While the rapid expansion of the private sector has dramatically changed the Chinese economy, fundamental principles of free market systems are lacking, including property rights and independent labor unions. Official corruption remains a major obstacle to developing a fully free economy.
In 1989, 100,000 people gathered in a peaceful demonstration in Beijing’s Tiananmen Square to protest human rights violations and demand democratic reforms. The protest lasted several weeks and inspired similar nonviolent demonstrations in other cities throughout China. On June 4, 1989, the People’s Liberation Army converged on the area with troops, tanks, and other advanced military weapons. Estimates of the death toll ranged from several hundred to several thousand. The army used similar tactics to suppress demonstrations in other cities and subsequently rounded up and imprisoned many thousands of protestors. The government vigorously defended these actions and instituted a campaign to purge those who had sympathized with protestors from the party and the government.
Although the Tiananmen Square massacre put an end to hopes for a speedy transition to democracy, courageous Chinese citizens have continued to risk imprisonment and worse to demand freedom. These human rights activists have included students, workers, lawyers, artists, and writers; Tibetan Buddhists and Uyghur Muslims who demand respect for their cultures, traditions, and religious practices; members of the spiritual discipline known as Falun Gong; Catholics who insist that their church is headed by the Pope rather than by government-appointed religious officials; and members of the “house church” movement, representing millions of Protestant Christians who are forced to worship in secret because their churches are not authorized by the government. China’s many prisoners of conscience include members of each of these groups.

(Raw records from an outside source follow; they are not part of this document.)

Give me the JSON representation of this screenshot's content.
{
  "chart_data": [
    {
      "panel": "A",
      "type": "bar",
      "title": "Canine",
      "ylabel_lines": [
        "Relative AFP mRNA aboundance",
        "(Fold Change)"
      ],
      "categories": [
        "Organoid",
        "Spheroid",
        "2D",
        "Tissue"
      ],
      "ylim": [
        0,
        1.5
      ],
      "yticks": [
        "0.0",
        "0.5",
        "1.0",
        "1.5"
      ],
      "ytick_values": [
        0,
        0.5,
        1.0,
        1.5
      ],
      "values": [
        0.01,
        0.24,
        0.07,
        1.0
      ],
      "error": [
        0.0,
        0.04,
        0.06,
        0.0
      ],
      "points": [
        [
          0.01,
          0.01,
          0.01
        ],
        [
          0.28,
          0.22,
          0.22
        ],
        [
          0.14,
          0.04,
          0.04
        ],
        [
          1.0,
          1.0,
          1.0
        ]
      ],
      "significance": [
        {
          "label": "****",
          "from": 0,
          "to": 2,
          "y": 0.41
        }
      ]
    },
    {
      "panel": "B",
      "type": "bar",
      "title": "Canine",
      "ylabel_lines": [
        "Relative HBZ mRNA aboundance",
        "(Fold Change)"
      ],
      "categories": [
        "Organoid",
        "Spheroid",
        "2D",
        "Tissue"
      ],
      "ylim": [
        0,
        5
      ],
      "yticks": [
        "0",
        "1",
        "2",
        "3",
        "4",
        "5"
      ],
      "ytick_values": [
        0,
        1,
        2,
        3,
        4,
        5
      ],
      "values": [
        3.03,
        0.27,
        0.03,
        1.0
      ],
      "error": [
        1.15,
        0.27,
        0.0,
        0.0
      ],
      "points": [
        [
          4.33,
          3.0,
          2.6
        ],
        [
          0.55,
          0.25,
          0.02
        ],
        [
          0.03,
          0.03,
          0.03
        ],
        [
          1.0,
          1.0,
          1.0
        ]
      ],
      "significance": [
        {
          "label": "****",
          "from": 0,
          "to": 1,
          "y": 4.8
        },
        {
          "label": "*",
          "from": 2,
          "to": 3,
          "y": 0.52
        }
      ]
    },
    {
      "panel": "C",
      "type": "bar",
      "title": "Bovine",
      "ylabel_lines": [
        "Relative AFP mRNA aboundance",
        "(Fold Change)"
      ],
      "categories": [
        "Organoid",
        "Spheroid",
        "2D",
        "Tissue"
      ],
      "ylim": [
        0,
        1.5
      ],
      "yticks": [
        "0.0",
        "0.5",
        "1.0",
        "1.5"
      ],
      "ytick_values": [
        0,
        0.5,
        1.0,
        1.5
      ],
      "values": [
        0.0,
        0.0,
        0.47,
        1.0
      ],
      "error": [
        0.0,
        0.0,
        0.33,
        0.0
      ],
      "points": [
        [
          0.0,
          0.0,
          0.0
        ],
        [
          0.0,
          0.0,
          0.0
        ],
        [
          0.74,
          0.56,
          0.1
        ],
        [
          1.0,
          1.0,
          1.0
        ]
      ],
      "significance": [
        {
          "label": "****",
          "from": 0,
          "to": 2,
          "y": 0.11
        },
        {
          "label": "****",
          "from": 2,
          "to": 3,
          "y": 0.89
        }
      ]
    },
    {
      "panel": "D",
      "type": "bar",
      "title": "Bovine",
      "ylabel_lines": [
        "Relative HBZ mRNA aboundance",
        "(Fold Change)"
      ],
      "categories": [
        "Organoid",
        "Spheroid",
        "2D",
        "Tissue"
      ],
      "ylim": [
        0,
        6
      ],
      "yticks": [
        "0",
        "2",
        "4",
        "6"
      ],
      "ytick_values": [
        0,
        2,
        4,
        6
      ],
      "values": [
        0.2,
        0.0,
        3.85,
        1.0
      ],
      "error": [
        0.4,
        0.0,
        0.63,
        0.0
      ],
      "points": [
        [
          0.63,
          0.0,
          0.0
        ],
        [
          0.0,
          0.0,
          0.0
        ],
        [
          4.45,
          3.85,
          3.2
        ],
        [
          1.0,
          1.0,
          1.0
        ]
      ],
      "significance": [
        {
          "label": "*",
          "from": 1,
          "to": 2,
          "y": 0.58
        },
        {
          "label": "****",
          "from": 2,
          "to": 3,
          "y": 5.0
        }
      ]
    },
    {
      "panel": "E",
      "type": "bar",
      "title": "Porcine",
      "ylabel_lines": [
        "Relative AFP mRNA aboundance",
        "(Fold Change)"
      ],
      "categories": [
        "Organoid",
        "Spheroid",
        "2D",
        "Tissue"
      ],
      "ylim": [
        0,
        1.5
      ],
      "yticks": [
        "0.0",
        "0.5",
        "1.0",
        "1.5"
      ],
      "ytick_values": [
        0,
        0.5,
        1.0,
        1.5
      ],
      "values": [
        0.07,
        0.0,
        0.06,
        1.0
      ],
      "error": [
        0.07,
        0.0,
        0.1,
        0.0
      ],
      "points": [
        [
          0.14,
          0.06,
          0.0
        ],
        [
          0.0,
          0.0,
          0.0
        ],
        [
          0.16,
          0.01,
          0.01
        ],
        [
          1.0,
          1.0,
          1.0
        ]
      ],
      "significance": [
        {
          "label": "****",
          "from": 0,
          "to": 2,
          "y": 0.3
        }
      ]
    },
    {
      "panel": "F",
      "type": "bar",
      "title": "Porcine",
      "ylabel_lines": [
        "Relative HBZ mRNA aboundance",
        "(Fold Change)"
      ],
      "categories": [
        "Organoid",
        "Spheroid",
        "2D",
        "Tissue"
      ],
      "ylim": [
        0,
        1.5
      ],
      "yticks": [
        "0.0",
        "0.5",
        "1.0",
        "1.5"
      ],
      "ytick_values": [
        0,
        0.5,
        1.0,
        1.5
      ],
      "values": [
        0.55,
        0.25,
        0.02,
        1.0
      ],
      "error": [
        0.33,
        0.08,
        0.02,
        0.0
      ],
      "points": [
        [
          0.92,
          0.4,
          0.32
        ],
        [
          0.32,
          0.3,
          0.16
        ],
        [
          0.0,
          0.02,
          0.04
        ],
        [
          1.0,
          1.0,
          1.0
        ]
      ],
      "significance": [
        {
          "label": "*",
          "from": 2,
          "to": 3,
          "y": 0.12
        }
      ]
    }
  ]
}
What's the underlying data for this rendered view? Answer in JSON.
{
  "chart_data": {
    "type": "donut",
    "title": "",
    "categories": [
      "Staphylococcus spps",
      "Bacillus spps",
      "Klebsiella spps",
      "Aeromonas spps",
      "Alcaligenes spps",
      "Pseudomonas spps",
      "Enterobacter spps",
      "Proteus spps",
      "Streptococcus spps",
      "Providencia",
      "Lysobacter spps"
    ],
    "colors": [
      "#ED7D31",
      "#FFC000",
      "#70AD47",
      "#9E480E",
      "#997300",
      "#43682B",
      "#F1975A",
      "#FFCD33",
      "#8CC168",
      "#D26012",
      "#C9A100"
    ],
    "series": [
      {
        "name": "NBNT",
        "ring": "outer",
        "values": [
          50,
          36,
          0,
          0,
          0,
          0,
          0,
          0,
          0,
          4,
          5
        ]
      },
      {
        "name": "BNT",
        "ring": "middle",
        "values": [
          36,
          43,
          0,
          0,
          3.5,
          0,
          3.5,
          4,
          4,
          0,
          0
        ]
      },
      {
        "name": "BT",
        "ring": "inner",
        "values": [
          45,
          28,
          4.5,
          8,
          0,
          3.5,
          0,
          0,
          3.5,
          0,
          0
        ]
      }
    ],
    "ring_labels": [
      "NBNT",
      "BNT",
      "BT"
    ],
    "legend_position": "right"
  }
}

In 2010, the Nobel Peace Prize was awarded to imprisoned Chinese writer Liu Xiaobo. His wife was arrested in order to prevent her from attending the award ceremony, and the government employed a range of coercive techniques to prevent other human rights activists from attending. China’s leading human rights lawyer, Gao Zhisheng, disappeared in early 2009 and is presumed to be in government custody.
The most recent Freedom in the World report from Freedom House gave China scores of 6 for civil liberties and 7 for political rights, where 1 is the highest and 7 the lowest possible score. Freedom House categorizes China as a “Not Free” country.